Die Sahara – heute weltweit als größte heiße Wüste bekannt – war vor etwa 14.500 bis 5.000 Jahren ein blühendes, grünes Savannenland. In dieser Zeitspanne, die als Afrikanische Humide Periode (AHP) bezeichnet wird, fanden sich dort reichlich Wasserquellen, Seen und Flusssysteme, die sowohl Pflanzen- als auch Tierleben förderten und Menschen eine bewohnbare Umwelt boten. Aktuelle Forschungen und insbesondere neue Entdeckungen aus dem Bereich der antiken DNA (aDNA) eröffnen nun ein überraschendes Fenster in die Vergangenheit dieser Region.

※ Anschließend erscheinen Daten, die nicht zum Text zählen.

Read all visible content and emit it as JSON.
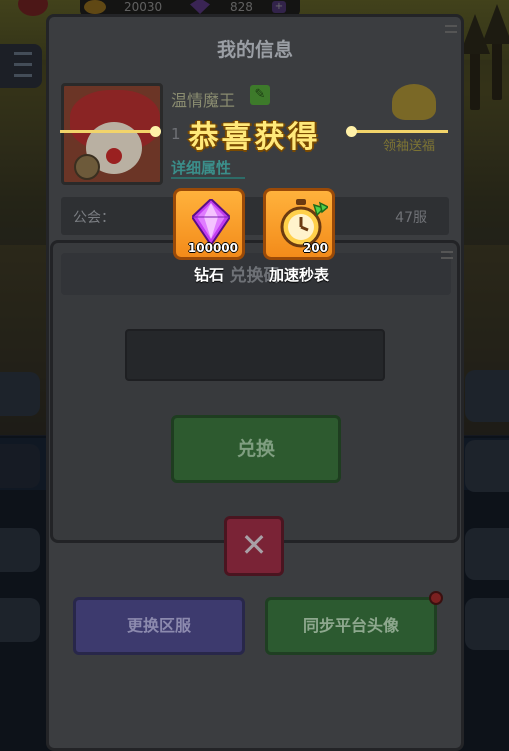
{
  "topbar": {
    "coins": "20030",
    "gems": "828"
  },
  "info_panel": {
    "title": "我的信息",
    "player_name": "温情魔王",
    "level_text": "1",
    "detail_link": "详细属性",
    "gift_label": "领袖送福",
    "guild_label": "公会：",
    "server_text": "47服",
    "change_server_label": "更换区服",
    "sync_avatar_label": "同步平台头像"
  },
  "exchange_dialog": {
    "title": "兑换码",
    "input_value": "",
    "exchange_button_label": "兑换",
    "close_label": "✕"
  },
  "reward_popup": {
    "title": "恭喜获得",
    "items": [
      {
        "name": "钻石",
        "quantity": "100000",
        "icon": "diamond-icon"
      },
      {
        "name": "加速秒表",
        "quantity": "200",
        "icon": "stopwatch-icon"
      }
    ]
  },
  "colors": {
    "reward_gold": "#ffe97a",
    "reward_item_bg": "#f5a028",
    "exchange_green": "#2d5a2f",
    "close_red": "#7a2336",
    "change_server_purple": "#3d3a6e"
  }
}
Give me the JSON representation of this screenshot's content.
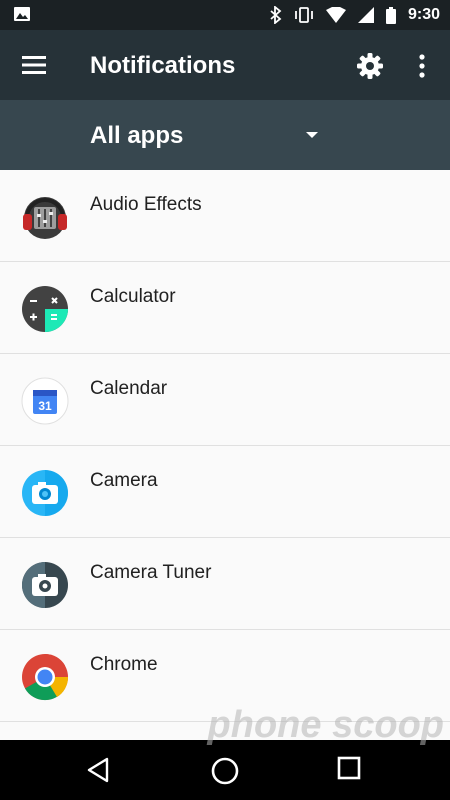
{
  "statusbar": {
    "time": "9:30"
  },
  "toolbar": {
    "title": "Notifications"
  },
  "filter": {
    "label": "All apps"
  },
  "apps": [
    {
      "name": "Audio Effects",
      "icon": "audio-effects-icon"
    },
    {
      "name": "Calculator",
      "icon": "calculator-icon"
    },
    {
      "name": "Calendar",
      "icon": "calendar-icon",
      "icon_text": "31"
    },
    {
      "name": "Camera",
      "icon": "camera-icon"
    },
    {
      "name": "Camera Tuner",
      "icon": "camera-tuner-icon"
    },
    {
      "name": "Chrome",
      "icon": "chrome-icon"
    }
  ],
  "watermark": "phone scoop",
  "colors": {
    "toolbar": "#263238",
    "subbar": "#37474f",
    "statusbar": "#1b2124",
    "list_bg": "#fafafa"
  }
}
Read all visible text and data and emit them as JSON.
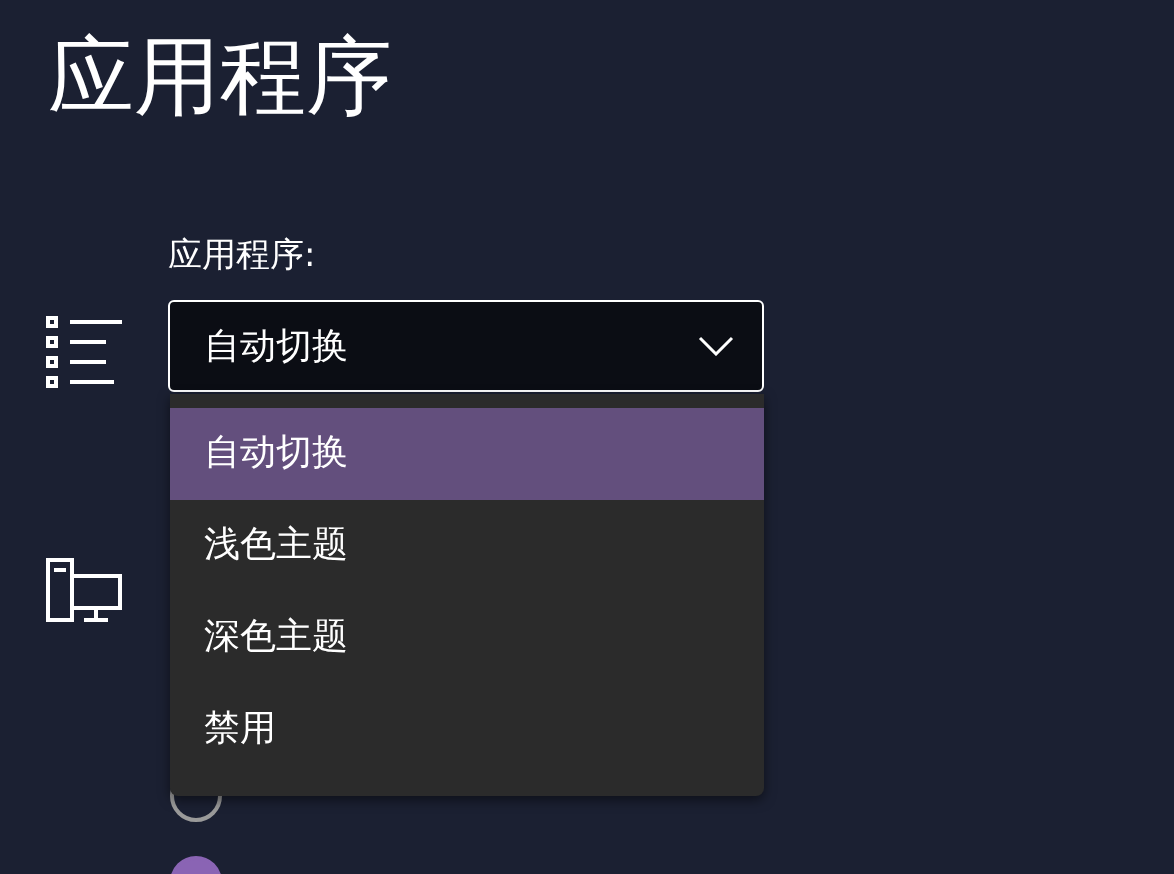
{
  "title": "应用程序",
  "app_dropdown": {
    "label": "应用程序:",
    "value": "自动切换",
    "expanded": true,
    "options": [
      {
        "label": "自动切换",
        "selected": true
      },
      {
        "label": "浅色主题",
        "selected": false
      },
      {
        "label": "深色主题",
        "selected": false
      },
      {
        "label": "禁用",
        "selected": false
      }
    ]
  },
  "theme_radios": [
    {
      "selected": false
    },
    {
      "selected": true
    }
  ]
}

Sie zeigen, dass die Bevölkerung, die in der Mitte des Holozäns in der Sahara lebte, genetisch eng mit einer bislang unbekannten nordafrikanischen Abstammungslinie verwandt ist. Diese Entdeckung verdeutlicht die Komplexität der menschlichen Besiedlung und den kulturellen Wandel in Nordafrika weit über bisherige Annahmen hinaus. Der wichtigste Fundort für diese Studie ist das Takarkori-Fels Shelter in den Tadrart Acacus Bergen im Südwesten Libyens. Dort wurden Überreste von mindestens 15 Personen entdeckt, die zwischen 8.900 und 4.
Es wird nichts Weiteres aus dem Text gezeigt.